7. We have found that 8–16 % Tris–glycine minigels (Life Technologies, San Diego, CA, USA) resolve the BAM complex proteins effectively, but other gel systems should also work well. The integrity of the BAM complex in the peak fractions can be confirmed using Blue Native PAGE.

8. At this stage the concentration of the BAM complex should be ≥20 μM if the protein was purified from 2 L of cells and if the yield is optimal. We have found, however, that the BAM complex can insert into liposomes and facilitate OM protein assembly even if the concentration is considerably lower.

9. We have found that the BAM complex tends to aggregate and lose activity if it is frozen in detergent solution prior to reconstitution into proteoliposomes. For that reason we recommend inserting the BAM complex into liposomes immediately after purification, but the purified complex can also be stored overnight at 4 °C.

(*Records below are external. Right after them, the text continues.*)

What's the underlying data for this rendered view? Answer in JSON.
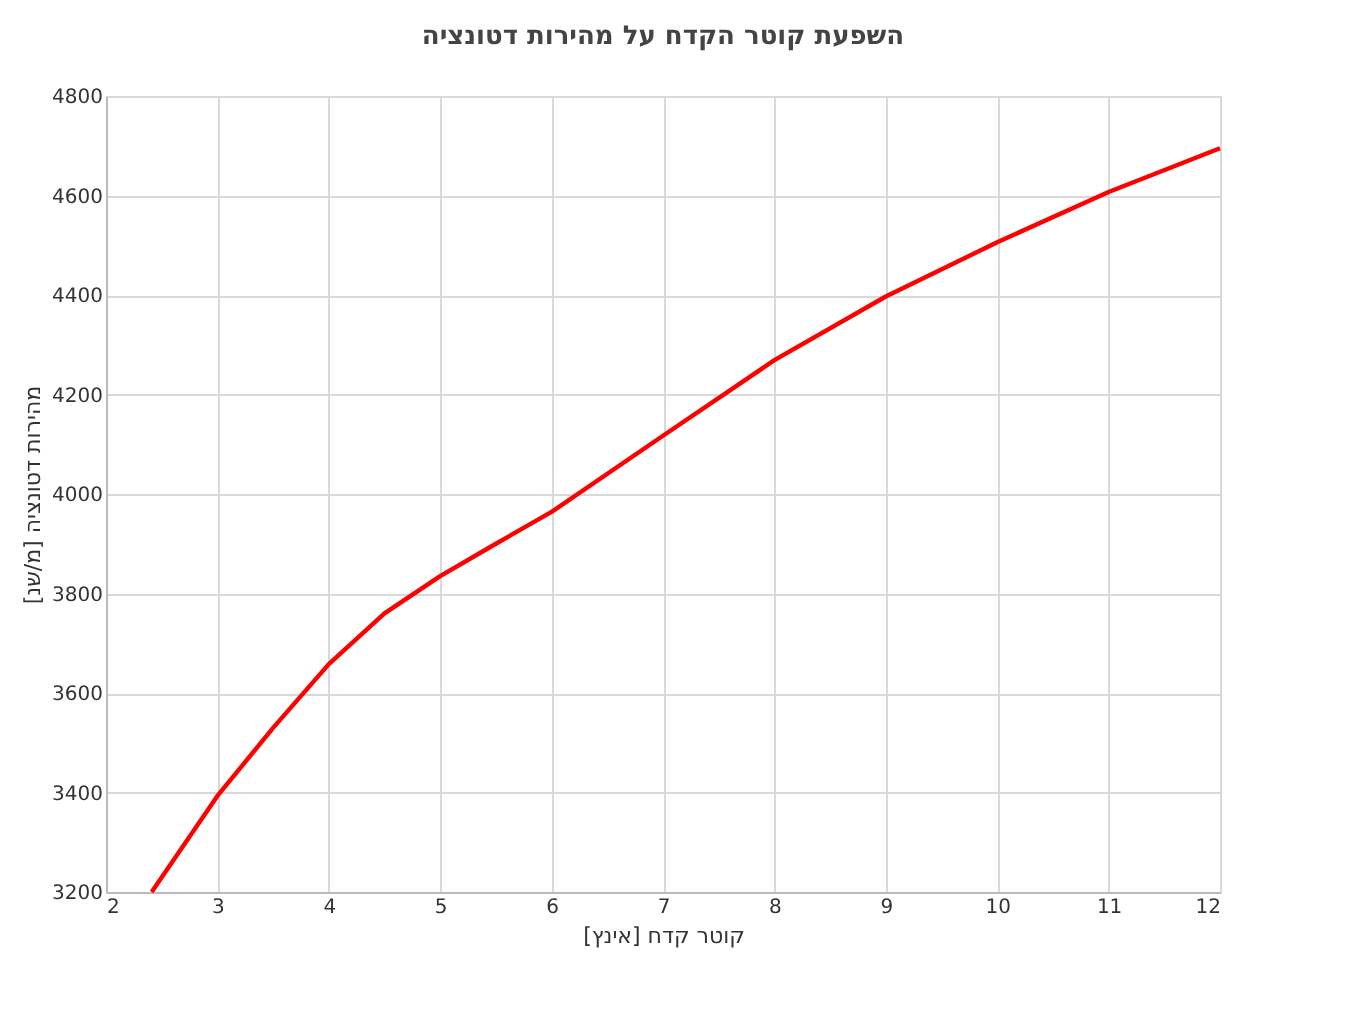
{
  "chart_data": {
    "type": "line",
    "title": "השפעת קוטר הקדח על מהירות דטונציה",
    "xlabel": "קוטר קדח [אינץ]",
    "ylabel": "מהירות דטונציה [מ/שנ]",
    "x": [
      2.41,
      3,
      3.5,
      4,
      4.5,
      5,
      5.5,
      6,
      7,
      8,
      9,
      10,
      11,
      12
    ],
    "series": [
      {
        "color": "#ff0000",
        "values": [
          3200,
          3393,
          3530,
          3658,
          3760,
          3835,
          3900,
          3964,
          4117,
          4269,
          4397,
          4506,
          4607,
          4695
        ]
      }
    ],
    "xlim": [
      2,
      12
    ],
    "xticks": [
      2,
      3,
      4,
      5,
      6,
      7,
      8,
      9,
      10,
      11,
      12
    ],
    "ylim": [
      3200,
      4800
    ],
    "yticks": [
      3200,
      3400,
      3600,
      3800,
      4000,
      4200,
      4400,
      4600,
      4800
    ],
    "grid": true,
    "marker": "none",
    "line_style": "solid"
  }
}
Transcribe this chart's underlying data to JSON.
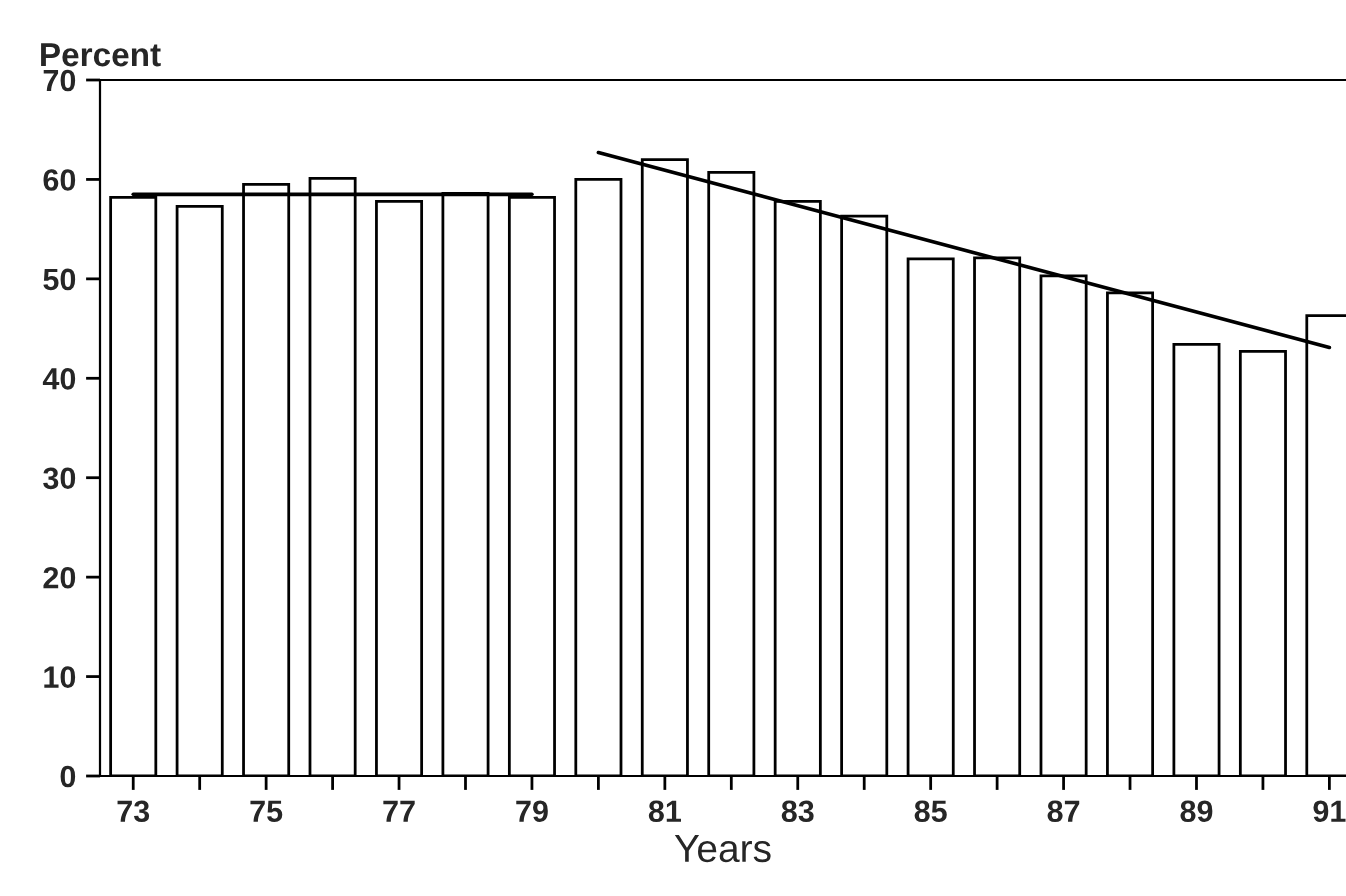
{
  "chart_data": {
    "type": "bar",
    "ylabel": "Percent",
    "xlabel": "Years",
    "x": [
      73,
      74,
      75,
      76,
      77,
      78,
      79,
      80,
      81,
      82,
      83,
      84,
      85,
      86,
      87,
      88,
      89,
      90,
      91
    ],
    "series": [
      {
        "color": "#ffffff",
        "values": [
          58.2,
          57.3,
          59.5,
          60.1,
          57.8,
          58.6,
          58.2,
          60.0,
          62.0,
          60.7,
          57.8,
          56.3,
          52.0,
          52.1,
          50.3,
          48.6,
          43.4,
          42.7,
          46.3
        ]
      },
      {
        "type": "line",
        "color": "#000000",
        "x": [
          73,
          79
        ],
        "values": [
          58.5,
          58.5
        ]
      },
      {
        "type": "line",
        "color": "#000000",
        "x": [
          80,
          91
        ],
        "values": [
          62.7,
          43.1
        ]
      }
    ],
    "xlim": [
      72.5,
      91.25
    ],
    "xticks": [
      73,
      {
        "value": 74,
        "label": null
      },
      75,
      {
        "value": 76,
        "label": null
      },
      77,
      {
        "value": 78,
        "label": null
      },
      79,
      {
        "value": 80,
        "label": null
      },
      81,
      {
        "value": 82,
        "label": null
      },
      83,
      {
        "value": 84,
        "label": null
      },
      85,
      {
        "value": 86,
        "label": null
      },
      87,
      {
        "value": 88,
        "label": null
      },
      89,
      {
        "value": 90,
        "label": null
      },
      91
    ],
    "ylim": [
      0,
      70
    ],
    "yticks": [
      0,
      10,
      20,
      30,
      40,
      50,
      60,
      70
    ],
    "grid": false,
    "legend": false
  }
}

10. It is convenient to use a tabletop ultracentrifuge with a rotor that holds >2 mL tubes (e.g., Beckman TLA-100.4 rotor) for this purpose.

11. Most of the BAM complex should insert into the lipid vesicles, so the concentration of the protein should not change significantly.

12. Once reconstituted into proteoliposomes the BAM complex can be thawed and refrozen at least a few times without apparent loss of activity.

13. BL21(DE3) competent cells are available commercially (two vendors are New England Biolabs, Ipswich, MA, USA and Life Technologies, San Diego, CA, USA). In pSK257, E. coli surA is expressed under the control of a T7 promoter. The gene is expressed upon the addition of IPTG, which activates transcription of a chromosomal copy of the T7 polymerase gene.

14. SurA should be nearly homogeneously pure at this stage.

15. pET vectors can be obtained commercially (two vendors are Clontech, Mountain View, CA, USA and EMD Millipore, Billerica, MA, USA). We recommend using a vector such as pET- 28 that facilitates the attachment of an N-terminal hexahistidine tag to the protein of interest. Although the protein is typically very highly enriched in inclusion bodies, in some cases it may be desirable to further achieve a higher degree of purity using a Ni-NTA column.

16. The pellet containing the inclusion bodies should have a chalky appearance and consistency.

17. We and others have found that the assembly of EspP derivatives and other model OM proteins including OmpT, OmpA and BamA does not require the addition of salt [10 – 12 , 20], but the optimal buffer composition may vary.

18. Kahne and co-workers have used different concentrations of the components to examine the assembly of OmpT, OmpA and BamA [10 , 11 , 20].

19. If the readout assay involves measuring the enzyme activity of the folded OM protein, it may be desirable to add an appropriate substrate molecule before starting the reaction.